I mean my head through the windshield, my mouth still open from singing along to whatever song I was listening to the instant before.
It wasn’t even my fault, not really. I suppose I could have chosen a safer car, but when deciding between a bunch of safety features I might never even need and CDs I would absolutely want in the next year or two, my judgment was not at its best. I blame the economy, and the constant civil war between heart and head. I blame The Killers for coming out with a new album every five minutes, and statistics that say I would probably never die in a crash anyway.
Come to think of it, the accident wasn’t even the other driver’s fault. I would probably run a red light if I were late for a dentist appointment too. Maybe not one at a busy intersection, but who’s to say it wasn’t a really important appointment? Perhaps he was getting a new filling. Yeah, I’d race across the road with no regard for traffic in my 2004 pickup for that, too, especially if there was nothing in my way except a wimpy ’98 Civic. Because I would be the only person on the road. Every other car would be driven by a robot, a drone that doesn’t matter in my world. The only thing that would matter to me is being on time for my appointment.

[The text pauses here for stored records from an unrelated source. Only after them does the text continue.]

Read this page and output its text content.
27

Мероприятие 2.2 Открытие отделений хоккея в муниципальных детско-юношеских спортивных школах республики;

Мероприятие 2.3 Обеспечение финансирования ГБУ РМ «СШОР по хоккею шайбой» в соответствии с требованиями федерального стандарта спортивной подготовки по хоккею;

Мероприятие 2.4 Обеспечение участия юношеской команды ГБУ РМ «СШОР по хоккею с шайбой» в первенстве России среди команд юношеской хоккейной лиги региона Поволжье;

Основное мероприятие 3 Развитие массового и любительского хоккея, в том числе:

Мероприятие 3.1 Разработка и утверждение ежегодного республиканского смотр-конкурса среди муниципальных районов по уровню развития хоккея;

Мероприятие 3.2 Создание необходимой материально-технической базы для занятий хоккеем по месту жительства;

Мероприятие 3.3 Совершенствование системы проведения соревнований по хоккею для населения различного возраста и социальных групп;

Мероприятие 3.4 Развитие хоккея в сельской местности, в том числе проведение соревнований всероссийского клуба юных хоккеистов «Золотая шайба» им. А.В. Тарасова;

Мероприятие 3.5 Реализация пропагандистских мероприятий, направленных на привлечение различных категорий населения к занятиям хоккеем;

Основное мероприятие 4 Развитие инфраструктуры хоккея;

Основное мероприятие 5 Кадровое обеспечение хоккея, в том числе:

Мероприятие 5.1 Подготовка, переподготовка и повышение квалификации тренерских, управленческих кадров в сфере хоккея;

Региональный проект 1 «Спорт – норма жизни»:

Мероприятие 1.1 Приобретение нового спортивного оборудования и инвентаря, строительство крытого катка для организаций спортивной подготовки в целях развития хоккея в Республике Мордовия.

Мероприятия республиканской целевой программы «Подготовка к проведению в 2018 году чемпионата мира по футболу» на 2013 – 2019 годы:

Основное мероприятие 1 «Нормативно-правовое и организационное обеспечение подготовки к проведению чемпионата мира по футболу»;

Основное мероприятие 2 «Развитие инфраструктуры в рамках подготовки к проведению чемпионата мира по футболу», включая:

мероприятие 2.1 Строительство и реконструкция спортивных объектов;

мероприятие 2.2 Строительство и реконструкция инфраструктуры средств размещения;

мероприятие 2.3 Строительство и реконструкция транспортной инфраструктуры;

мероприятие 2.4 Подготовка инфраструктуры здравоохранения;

Like him, I too would be surprised when, after stepping out of my barely scratched vehicle, I saw the other car scrunched up like an accordion, like a piece of paper balled up and thrown against the side of the street. I would be shocked to see blood on the shards of glass strewn about the pavement because apparently I hadn’t realized running that light meant plowing into the Civic, which would lead to crushing the 17-year-old inside it. The 17-year-old who just wanted to listen to The Smiths while driving home.
Maybe I’m being too bitter about all of it. After all, the other driver did stand by while someone else called 911, waited patiently while the paramedics extricated me from my mangled vehicle, and even went through the trouble of leaving a note of apology beside my bed in the hospital. I, of course, wouldn’t know of his contributions to my well-being until after I woke up from the coma a week and a half later.
I sure hope his dentist was a good sport about rescheduling.